Попался – признаюсь.
– Немного.
Может, все-таки получится поцеловать. На улице пасмурно и туманно – осень как в «Ханне и ее сестрах».
– Вчера я была с Пич, а сегодня с Линн и Чаной.
– А завтра?
Черт! Вместо того чтобы поцеловать тебя как мужчина, выпрашиваю свидание как сопляк.
– Вечером я собиралась писать – много накопилось по учебе. Если хочешь, можем опять пообедать.
Соглашаюсь. Ты уходишь, а мне остается тащиться в магазин, тихо ненавидеть харизматичных гуру типа Такера Макса и Тома Круза в «Магнолии» и проклинать журнал «Максим» с его правилами съема. Похоже, женщины совсем не так просты, как кажутся. И я уже почти дошел до точки, чтобы опробовать пару приемов из видеокурса Фрэнка Мэки «Соблазни и погуби». То, что я не трахнул тебя после «Икеи» и даже не попытался настоять на этом, было большой ошибкой. Самой большой ошибкой во всей моей взрослой жизни. И вот расплата: я слушал твое нытье битый час и даже не поцеловал. Черт! Как бы ты не начала думать, что это я отправляю тебя во френдзону.
Похоже, ты вообще перестала видеть во мне мужчину, потому что на следующий день мы опять отправляемся обедать в кафе, где «подают вкусняшки». И опять не целуемся. И куда ты зовешь меня завтра? На бранч. Просто низ падения! Полный антисекс! Второй завтрак придумали богатые белые телки, чтобы был повод бухать с утра и жрать французские тосты. Ведь ты, мать твою, даже не пьешь и выбираешь забегаловки без официантов, где офисный планктон читает в очереди Стивена Кинга с «Айпэдов» и покупает зеленый салат с гребаными бобами, заправкой и луком – «вам какой, красный или белый, сырой или обжаренный?». Ааааа! Люди! Это просто лук! К чему такие сложности?!
Я понял наконец, почему ты так ценишь Пич. Она одержима тобой, Бек. Линн и Чана любят тебя, но не считают, что твое говно пахнет розами. А тебе нравится, когда с тобой нянчатся, возятся и льют мед в уши.

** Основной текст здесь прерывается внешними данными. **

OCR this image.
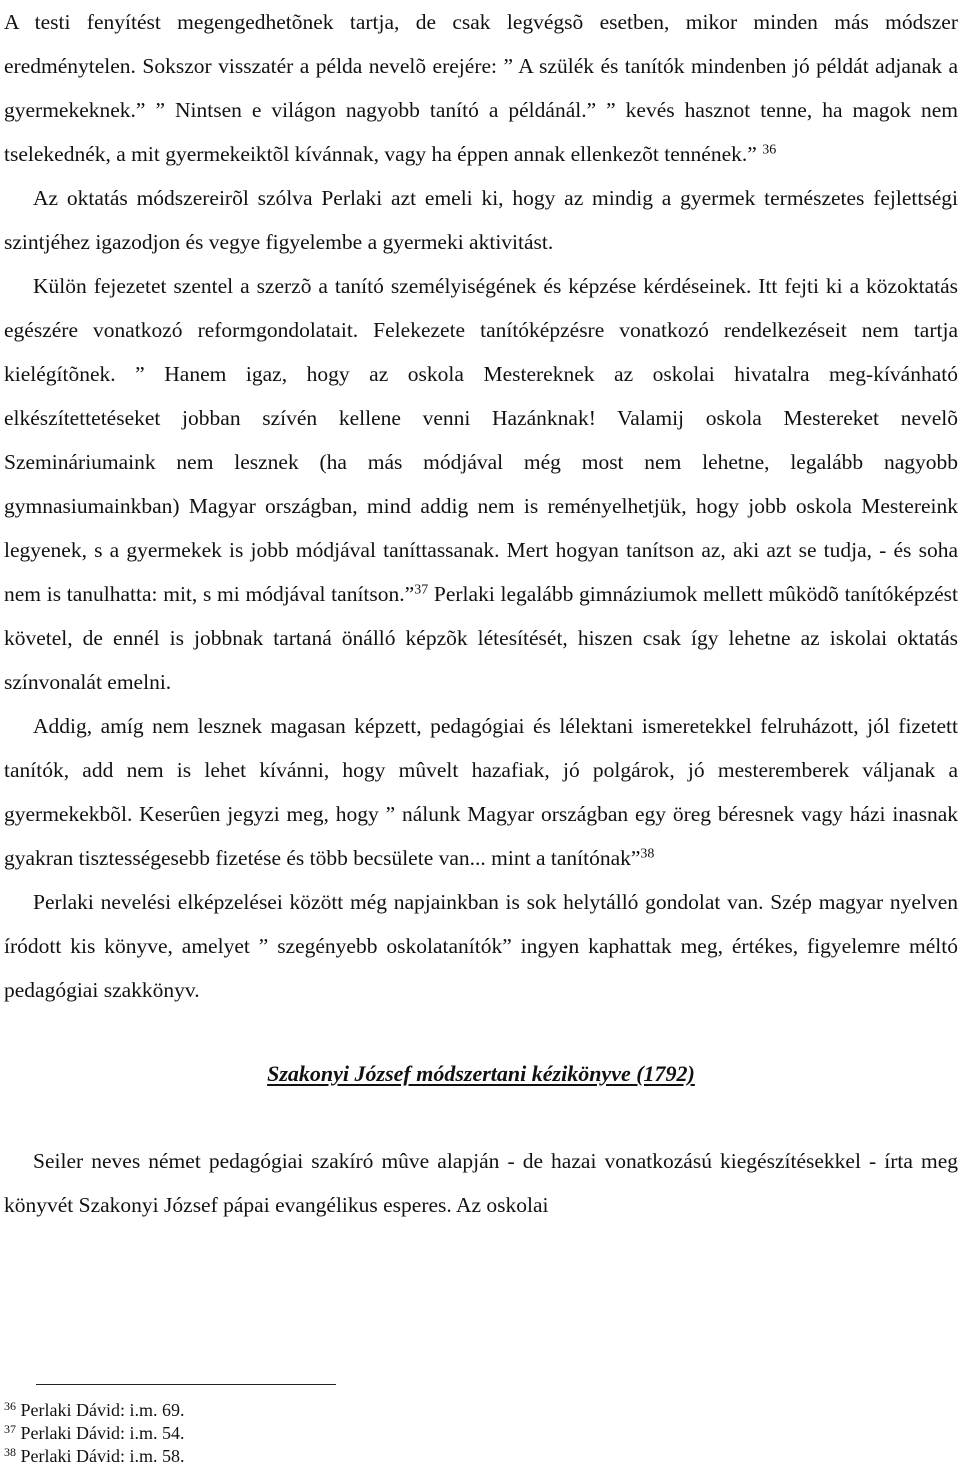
A testi fenyítést megengedhetõnek tartja, de csak legvégsõ esetben, mikor minden más módszer eredménytelen. Sokszor visszatér a példa nevelõ erejére: ” A szülék és tanítók mindenben jó példát adjanak a gyermekeknek.” ” Nintsen e világon nagyobb tanító a példánál.” ” kevés hasznot tenne, ha magok nem tselekednék, a mit gyermekeiktõl kívánnak, vagy ha éppen annak ellenkezõt tennének.” $^{36}$

Az oktatás módszereirõl szólva Perlaki azt emeli ki, hogy az mindig a gyermek természetes fejlettségi szintjéhez igazodjon és vegye figyelembe a gyermeki aktivitást.

Külön fejezetet szentel a szerzõ a tanító személyiségének és képzése kérdéseinek. Itt fejti ki a közoktatás egészére vonatkozó reformgondolatait. Felekezete tanítóképzésre vonatkozó rendelkezéseit nem tartja kielégítõnek. ” Hanem igaz, hogy az oskola Mestereknek az oskolai hivatalra meg-kívánható elkészítettetéseket jobban szívén kellene venni Hazánknak! Valamij oskola Mestereket nevelõ Szemináriumaink nem lesznek (ha más módjával még most nem lehetne, legalább nagyobb gymnasiumainkban) Magyar országban, mind addig nem is reményelhetjük, hogy jobb oskola Mestereink legyenek, s a gyermekek is jobb módjával taníttassanak. Mert hogyan tanítson az, aki azt se tudja, - és soha nem is tanulhatta: mit, s mi módjával tanítson.”$^{37}$ Perlaki legalább gimnáziumok mellett mûködõ tanítóképzést követel, de ennél is jobbnak tartaná önálló képzõk létesítését, hiszen csak így lehetne az iskolai oktatás színvonalát emelni.

Addig, amíg nem lesznek magasan képzett, pedagógiai és lélektani ismeretekkel felruházott, jól fizetett tanítók, add nem is lehet kívánni, hogy mûvelt hazafiak, jó polgárok, jó mesteremberek váljanak a gyermekekbõl. Keserûen jegyzi meg, hogy ” nálunk Magyar országban egy öreg béresnek vagy házi inasnak gyakran tisztességesebb fizetése és több becsülete van... mint a tanítónak”$^{38}$

Perlaki nevelési elképzelései között még napjainkban is sok helytálló gondolat van. Szép magyar nyelven íródott kis könyve, amelyet ” szegényebb oskolatanítók” ingyen kaphattak meg, értékes, figyelemre méltó pedagógiai szakkönyv.

Szakonyi József módszertani kézikönyve (1792)

Seiler neves német pedagógiai szakíró mûve alapján - de hazai vonatkozású kiegészítésekkel - írta meg könyvét Szakonyi József pápai evangélikus esperes. Az oskolai

$^{36}$ Perlaki Dávid: i.m. 69.
$^{37}$ Perlaki Dávid: i.m. 54.
$^{38}$ Perlaki Dávid: i.m. 58.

Все наши разговоры о твоих рассказах и твоей учебе всегда заканчиваются тем, что я пою, какая ты особенная и талантливая и как тебе все завидуют, потому что ты лучшая. И чем меньше гребаного салата остается в твоей дешевой пластиковой миске, тем значительнее ты себя ощущаешь. Я не вру. Ты счастлива, что хоть кто-то хорошо о тебе думает.
«Рассказ, написанный от лица служанки, получился очень правдоподобным. Думаю, ты единственная со всего потока, кто хоть раз в жизни мыл туалет».

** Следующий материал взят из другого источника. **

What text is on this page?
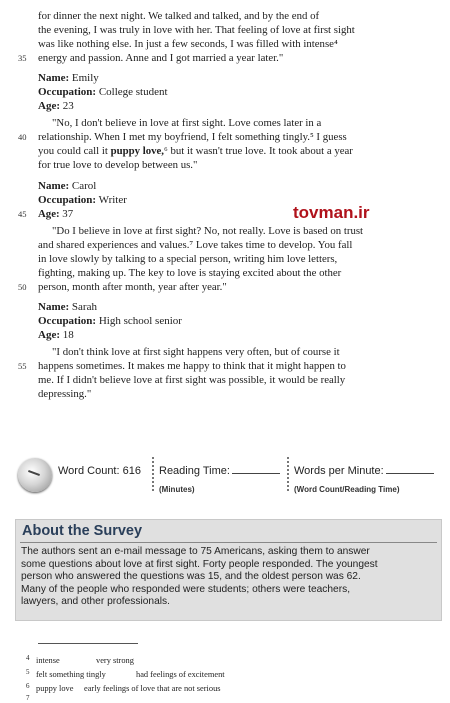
for dinner the next night. We talked and talked, and by the end of
the evening, I was truly in love with her. That feeling of love at first sight
was like nothing else. In just a few seconds, I was filled with intense⁴
35	energy and passion. Anne and I got married a year later."
Name: Emily
Occupation: College student
Age: 23
"No, I don't believe in love at first sight. Love comes later in a
40	relationship. When I met my boyfriend, I felt something tingly.⁵ I guess
you could call it puppy love,⁶ but it wasn't true love. It took about a year
for true love to develop between us."
Name: Carol
Occupation: Writer
45	Age: 37
"Do I believe in love at first sight? No, not really. Love is based on trust
and shared experiences and values.⁷ Love takes time to develop. You fall
in love slowly by talking to a special person, writing him love letters,
fighting, making up. The key to love is staying excited about the other
50	person, month after month, year after year."
Name: Sarah
Occupation: High school senior
Age: 18
"I don't think love at first sight happens very often, but of course it
55	happens sometimes. It makes me happy to think that it might happen to
me. If I didn't believe love at first sight was possible, it would be really
depressing."
tovman.ir
Word Count: 616 Reading Time:
(Minutes)
Words per Minute:
(Word Count/Reading Time)
About the Survey
The authors sent an e-mail message to 75 Americans, asking them to answer
some questions about love at first sight. Forty people responded. The youngest
person who answered the questions was 15, and the oldest person was 62.
Many of the people who responded were students; others were teachers,
lawyers, and other professionals.
4 intense	very strong
5 felt something tingly	had feelings of excitement
6 puppy love early feelings of love that are not serious
7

«Бек, ты очень талантлива. На посредственностей не нападают».
«Порой настоящим писателям приходится противостоять волне ненависти, прежде чем получить признание. Вспомни Набокова».
«Я тебе не соперник, так что честно скажу: у тебя есть талант рассказчика».
И это чистая правда. Когда я лежу на диване, слушая твои жалобы, чувствую, как начинаю жить твоей жизнью, вхожу в нее. Блайт действительно тебя ненавидит.
Ты жалуешься:
– Она – живой сгусток злобы. Не слезает с антидепрессантов, не разговаривает с матерью, с сестрой, с отцом, с его женой, с соседкой по комнате, со своей кошкой и с толпой парней, которые ее перетрахали. – Останавливаешься, переводишь дыхание, продолжаешь: – Она – натурщица. Проститутка, короче. У нее есть свой сайт, где она предлагает себя художникам, которые «специализируются на изображении женского тела».
– То есть она шлюха.
– В точку, Джозеф, спасибо.
– Пожалуйста, Бек.
– Она ненавидит меня за то, что я из Нантакета и люблю поэзию.
– Так пошли ее к черту!
Я пытаюсь тебе помочь разобраться и покончить уже с этой темой. Но ты хочешь говорить только про нее
каждый
гребаный
вечер.
И ладно бы еще мы вели эти разговоры в парке на скамейке, или у тебя на крыльце, или на диване, или в кровати, которую я собрал, но ни разу не опробовал. Нет же! Ты звонишь мне по телефону и начинаешь изливать свои страдания, будто я – горячая линия по поднятию самооценки начинающим писателям. Ты, похоже, и за мужчину меня уже не считаешь. Ходишь тусить с друзьями, а потом возвращаешься домой и звонишь мне, чтобы поделиться своими проблемами. Тебе даже в голову не приходит позвать меня с собой. Я превратился в какую-то телефонную шлюху. Ты даже не спрашиваешь, как у меня прошел день. Так, из вежливости интересуешься:
– Как дела в магазине?
– Порядок.
– Да?
– Да.
Жду, что ты спросишь, как дела у меня, но ты молчишь, и я капитулирую:
– А ты как? Как учеба?
Все. Надоело. Хватит! Надо спасать нас, пока не поздно.
– Слушай, Бек!
– Да?
– Хочу тебя пригласить.
– Э-э, я в пижаме, и завтра будут занятия – надо готовиться.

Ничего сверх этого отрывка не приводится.